At Forum Auctions (25/20/12% buyer’s premium) on March 28 a rare version of that collection, with partiti, or chess problems, made £42,000.

Greco often compiled such small-format manuscripts for presentation to wealthy patrons, and – as in the case of this example of some 62 leaves – they were generally written in Italian by copyists and decorated by local artists.

Each was produced according to a patron’s individual preferences but while many such pocket handbooks may once have existed, very few have survived.

Forum said this undated manuscript was probably produced in Paris, where Greco had returned in 1624 after a successful stay in London.

“The handsome gilt-tooled binding, recalling Le Gascon’s style, and the floral border framing the title confidently indicate the years 1624-25…” said the cataloguer of this copy of what is one of the earlier such manuscripts recorded by Alessandro Sanvito in a 2005 work, I codici scacchistici di Giulio Cesare Polerio e Gioachino Greco.

This was the star turn of a 13-lot, single-owner collection of chess books.

A 1561 Spanish first of an important work on chess theory, Ruy Lopez de Sigura’s Libro de la Invencion Liberal y Arte del Juego del Axedrez…, sold at £7000.

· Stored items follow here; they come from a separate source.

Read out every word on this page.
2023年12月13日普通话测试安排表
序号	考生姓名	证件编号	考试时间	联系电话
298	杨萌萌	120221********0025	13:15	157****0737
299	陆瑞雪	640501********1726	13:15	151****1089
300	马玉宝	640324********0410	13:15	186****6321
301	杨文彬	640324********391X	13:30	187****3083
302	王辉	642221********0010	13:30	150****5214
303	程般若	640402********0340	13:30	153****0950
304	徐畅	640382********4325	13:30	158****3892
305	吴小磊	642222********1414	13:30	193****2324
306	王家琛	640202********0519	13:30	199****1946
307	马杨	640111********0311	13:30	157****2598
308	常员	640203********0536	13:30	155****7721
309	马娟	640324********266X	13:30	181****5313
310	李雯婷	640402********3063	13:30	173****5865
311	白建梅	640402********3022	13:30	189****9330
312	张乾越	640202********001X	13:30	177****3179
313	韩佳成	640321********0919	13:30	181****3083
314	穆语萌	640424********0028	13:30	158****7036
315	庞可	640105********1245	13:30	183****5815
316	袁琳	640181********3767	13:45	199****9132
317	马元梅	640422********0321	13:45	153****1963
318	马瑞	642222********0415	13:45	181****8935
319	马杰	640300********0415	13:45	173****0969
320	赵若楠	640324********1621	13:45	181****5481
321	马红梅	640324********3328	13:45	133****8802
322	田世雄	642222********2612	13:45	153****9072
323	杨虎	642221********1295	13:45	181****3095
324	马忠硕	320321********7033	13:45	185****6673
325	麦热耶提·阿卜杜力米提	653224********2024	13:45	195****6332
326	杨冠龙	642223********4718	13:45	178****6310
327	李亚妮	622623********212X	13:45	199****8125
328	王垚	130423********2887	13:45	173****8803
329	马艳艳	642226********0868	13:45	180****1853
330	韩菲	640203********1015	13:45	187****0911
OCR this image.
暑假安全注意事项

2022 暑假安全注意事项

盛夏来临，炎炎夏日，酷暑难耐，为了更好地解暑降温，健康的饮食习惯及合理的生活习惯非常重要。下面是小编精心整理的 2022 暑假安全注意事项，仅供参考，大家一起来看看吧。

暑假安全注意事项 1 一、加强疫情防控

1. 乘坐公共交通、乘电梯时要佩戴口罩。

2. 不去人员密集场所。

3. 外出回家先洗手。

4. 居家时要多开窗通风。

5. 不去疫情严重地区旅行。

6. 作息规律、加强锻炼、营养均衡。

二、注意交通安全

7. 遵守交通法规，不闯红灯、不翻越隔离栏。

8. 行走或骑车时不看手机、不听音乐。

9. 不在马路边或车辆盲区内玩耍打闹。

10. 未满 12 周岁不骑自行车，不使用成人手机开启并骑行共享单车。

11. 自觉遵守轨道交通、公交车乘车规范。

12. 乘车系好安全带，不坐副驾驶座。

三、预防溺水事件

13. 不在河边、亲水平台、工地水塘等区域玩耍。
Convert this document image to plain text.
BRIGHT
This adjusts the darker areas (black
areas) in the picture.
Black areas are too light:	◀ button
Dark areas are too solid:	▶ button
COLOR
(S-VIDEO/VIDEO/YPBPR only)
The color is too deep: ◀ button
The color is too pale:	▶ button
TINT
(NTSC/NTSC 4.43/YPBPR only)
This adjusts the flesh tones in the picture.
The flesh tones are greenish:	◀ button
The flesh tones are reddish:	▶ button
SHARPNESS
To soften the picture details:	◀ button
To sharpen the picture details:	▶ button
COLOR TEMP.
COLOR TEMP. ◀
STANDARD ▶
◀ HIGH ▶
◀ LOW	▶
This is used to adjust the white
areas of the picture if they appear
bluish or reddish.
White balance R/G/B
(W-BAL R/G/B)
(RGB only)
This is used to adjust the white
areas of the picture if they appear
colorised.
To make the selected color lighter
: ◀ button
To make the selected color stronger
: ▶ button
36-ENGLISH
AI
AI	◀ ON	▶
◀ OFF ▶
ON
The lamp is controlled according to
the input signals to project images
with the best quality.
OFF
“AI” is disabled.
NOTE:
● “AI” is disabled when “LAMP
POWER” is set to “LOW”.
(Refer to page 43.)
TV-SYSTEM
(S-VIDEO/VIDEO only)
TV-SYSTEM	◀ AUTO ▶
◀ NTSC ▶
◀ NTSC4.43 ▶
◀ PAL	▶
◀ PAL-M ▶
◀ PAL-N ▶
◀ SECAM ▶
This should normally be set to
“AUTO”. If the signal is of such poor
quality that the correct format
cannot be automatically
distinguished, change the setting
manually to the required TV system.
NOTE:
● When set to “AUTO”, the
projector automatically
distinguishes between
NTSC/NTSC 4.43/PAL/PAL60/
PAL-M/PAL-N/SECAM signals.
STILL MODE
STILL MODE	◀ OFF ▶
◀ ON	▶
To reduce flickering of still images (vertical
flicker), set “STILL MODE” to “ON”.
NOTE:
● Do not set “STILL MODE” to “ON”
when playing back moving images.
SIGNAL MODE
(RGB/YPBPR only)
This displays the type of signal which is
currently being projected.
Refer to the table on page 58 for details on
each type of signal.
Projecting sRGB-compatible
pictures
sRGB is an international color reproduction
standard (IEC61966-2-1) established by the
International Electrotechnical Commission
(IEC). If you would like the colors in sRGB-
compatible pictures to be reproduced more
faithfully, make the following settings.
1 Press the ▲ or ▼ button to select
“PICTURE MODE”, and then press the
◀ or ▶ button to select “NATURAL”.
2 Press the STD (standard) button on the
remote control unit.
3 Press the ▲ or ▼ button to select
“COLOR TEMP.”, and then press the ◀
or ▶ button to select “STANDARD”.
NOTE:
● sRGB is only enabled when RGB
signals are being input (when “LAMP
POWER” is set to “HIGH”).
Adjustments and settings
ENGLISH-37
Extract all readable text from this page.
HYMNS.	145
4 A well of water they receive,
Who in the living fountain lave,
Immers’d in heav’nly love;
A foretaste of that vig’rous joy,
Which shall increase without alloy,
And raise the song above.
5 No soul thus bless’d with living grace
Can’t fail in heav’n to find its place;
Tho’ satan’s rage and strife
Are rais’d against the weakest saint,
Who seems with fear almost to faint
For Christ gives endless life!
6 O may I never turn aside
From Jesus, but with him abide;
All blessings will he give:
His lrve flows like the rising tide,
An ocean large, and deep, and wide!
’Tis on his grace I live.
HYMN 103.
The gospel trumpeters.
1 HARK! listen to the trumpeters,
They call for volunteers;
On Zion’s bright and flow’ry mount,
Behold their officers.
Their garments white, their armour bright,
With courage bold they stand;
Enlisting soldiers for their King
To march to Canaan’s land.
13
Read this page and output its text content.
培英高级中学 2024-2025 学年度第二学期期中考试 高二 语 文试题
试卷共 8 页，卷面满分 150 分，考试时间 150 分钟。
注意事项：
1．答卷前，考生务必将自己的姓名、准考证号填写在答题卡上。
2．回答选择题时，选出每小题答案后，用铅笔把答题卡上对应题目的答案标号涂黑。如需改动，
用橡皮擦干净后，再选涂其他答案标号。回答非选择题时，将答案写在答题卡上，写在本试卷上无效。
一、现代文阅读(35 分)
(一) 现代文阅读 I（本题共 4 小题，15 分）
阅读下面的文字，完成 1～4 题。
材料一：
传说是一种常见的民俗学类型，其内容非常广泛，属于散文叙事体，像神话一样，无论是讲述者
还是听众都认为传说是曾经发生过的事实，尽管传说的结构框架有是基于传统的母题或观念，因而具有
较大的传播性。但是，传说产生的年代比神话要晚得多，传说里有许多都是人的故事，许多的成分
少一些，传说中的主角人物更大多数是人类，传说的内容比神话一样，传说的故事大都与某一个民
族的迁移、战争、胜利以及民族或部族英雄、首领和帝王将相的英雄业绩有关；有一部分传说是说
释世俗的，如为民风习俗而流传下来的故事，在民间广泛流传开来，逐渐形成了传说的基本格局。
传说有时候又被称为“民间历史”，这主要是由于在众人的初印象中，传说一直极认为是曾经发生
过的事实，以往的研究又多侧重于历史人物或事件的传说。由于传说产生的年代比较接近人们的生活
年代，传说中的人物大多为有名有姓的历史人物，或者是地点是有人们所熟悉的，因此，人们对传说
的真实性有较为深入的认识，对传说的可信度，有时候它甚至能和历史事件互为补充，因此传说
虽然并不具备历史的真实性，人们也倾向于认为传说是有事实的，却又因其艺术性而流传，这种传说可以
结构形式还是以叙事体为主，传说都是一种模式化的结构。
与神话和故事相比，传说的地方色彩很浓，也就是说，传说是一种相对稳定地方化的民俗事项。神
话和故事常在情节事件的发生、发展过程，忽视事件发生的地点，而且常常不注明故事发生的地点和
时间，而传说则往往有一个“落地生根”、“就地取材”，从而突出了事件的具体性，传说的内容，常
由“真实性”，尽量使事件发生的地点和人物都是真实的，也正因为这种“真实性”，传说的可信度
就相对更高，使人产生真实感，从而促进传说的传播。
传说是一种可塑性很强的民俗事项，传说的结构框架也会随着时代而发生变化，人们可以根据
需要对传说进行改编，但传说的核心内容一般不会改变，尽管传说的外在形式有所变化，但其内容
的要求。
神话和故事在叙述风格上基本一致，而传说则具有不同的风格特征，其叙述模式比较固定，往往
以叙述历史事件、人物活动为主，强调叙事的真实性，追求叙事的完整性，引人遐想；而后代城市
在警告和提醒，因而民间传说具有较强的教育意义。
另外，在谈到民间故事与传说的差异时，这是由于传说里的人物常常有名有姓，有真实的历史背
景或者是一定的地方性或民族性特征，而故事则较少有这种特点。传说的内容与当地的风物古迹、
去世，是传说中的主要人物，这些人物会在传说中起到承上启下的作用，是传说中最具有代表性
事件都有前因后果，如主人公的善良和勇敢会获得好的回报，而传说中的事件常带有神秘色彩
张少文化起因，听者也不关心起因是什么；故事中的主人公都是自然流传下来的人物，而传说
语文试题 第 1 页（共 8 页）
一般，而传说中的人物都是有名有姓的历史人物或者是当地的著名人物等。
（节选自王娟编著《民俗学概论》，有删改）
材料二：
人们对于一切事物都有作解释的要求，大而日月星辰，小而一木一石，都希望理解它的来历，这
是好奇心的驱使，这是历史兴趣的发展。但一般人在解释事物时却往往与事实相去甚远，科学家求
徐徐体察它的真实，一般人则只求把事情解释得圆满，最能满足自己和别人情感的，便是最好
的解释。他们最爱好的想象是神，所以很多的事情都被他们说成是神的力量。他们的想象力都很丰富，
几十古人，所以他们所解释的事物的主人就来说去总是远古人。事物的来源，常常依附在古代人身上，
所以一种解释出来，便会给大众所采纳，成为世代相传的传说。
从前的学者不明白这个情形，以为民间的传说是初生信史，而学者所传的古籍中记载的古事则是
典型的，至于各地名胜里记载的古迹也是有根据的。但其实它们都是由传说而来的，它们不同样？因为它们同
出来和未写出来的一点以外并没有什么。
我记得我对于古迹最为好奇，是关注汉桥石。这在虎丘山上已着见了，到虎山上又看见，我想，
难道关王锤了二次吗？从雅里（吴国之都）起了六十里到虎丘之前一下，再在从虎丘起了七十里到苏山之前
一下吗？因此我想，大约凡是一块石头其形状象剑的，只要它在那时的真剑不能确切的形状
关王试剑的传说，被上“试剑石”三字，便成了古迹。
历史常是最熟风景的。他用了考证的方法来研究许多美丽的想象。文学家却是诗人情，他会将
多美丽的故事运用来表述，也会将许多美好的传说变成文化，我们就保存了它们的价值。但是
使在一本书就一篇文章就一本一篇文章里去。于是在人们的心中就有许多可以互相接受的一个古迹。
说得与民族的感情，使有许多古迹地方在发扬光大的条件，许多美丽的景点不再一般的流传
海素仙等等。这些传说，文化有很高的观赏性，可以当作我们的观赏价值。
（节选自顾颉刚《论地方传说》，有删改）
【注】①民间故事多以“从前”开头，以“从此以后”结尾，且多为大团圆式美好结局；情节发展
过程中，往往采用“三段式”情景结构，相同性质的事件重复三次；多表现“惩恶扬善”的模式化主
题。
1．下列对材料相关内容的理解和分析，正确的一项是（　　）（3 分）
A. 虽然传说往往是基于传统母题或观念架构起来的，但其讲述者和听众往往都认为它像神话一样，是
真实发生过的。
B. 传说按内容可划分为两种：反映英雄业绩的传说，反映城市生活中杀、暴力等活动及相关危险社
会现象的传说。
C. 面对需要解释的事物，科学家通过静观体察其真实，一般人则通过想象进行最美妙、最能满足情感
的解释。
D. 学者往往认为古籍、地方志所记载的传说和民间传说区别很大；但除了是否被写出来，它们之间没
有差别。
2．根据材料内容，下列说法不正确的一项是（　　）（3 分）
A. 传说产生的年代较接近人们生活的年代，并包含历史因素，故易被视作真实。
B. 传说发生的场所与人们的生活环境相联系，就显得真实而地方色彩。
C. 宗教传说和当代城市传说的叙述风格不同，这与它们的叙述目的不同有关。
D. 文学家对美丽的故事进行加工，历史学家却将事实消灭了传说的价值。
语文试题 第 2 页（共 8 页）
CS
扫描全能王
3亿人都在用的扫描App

In a 19th century binding of half purple morocco gilt, this copy bore the armorial bookplate of chess master and historian Baron Tassilo von Heydebrand und der Lasa (1818-99). In 1992, at Christie’s South Kensington, it had sold for £1400.

Manual and mechanical

Another early and rare Italian chess manual, Pietro Carrera’s Il Gioco de gli Scacchi of 1617, was sold in a Swann (25/20/12% buyer’s premium) sale of March 7 in New York. In a contemporary binding of limp vellum it improved substantially on the previous auction best in selling at $8500 (£6490).

A little woodcut of a chessboard is seen on the title-page and elsewhere in the text, but the largest and only other cut in the book features the arms of the dedicatee, Francesco Branciforte, Prince of Pietra and Marquess of Militello. This was the very first book to be printed in that Sicilian town, partly destroyed by an earthquake in 1694.


The frontispiece of Robert Willis’ Attempt to Analyse the the Automaton Chess Player…, part of a composite volume on that famous creation – £8400 at Thomson Roddick.

Bid to £8400 in a Carlisle sale held by Thomson Roddick (17.5% buyer’s premium) on March 27 was a volume containing a few short works or pamphlets on a famous automaton chess player created in 1770 by Wolfgang von Kempelen.

Also known as the ‘Mechanical Turk’, this robotic chess master appeared to be able to play successfully against human opponents, but in fact concealed a talented, if rather cramped human chess master who operated the mechanism.

For over 80 years the Turk toured the courts and theatres of Europe and the Americas, but – following its sale at a Freeman’s auction in 1838 – it was lost in a Philadelphia fire on 1854.

Other items making up the volume offered in Carlisle included Philip Thicknesse’s The Speaking Figure and the Automaton Chess Player Exposed of 1784 and two items of 1819: Letters of Charles Gottlieb de Windisch… about the automaton, and Observations on the Automaton Chess Player… by an un-named ‘Oxford Graduate’.

The most famous of them, however, was a copy of Robert Willis’ Attempt to Analyse the Automaton Chess Player… of 1821, complete with all plates and diagrams.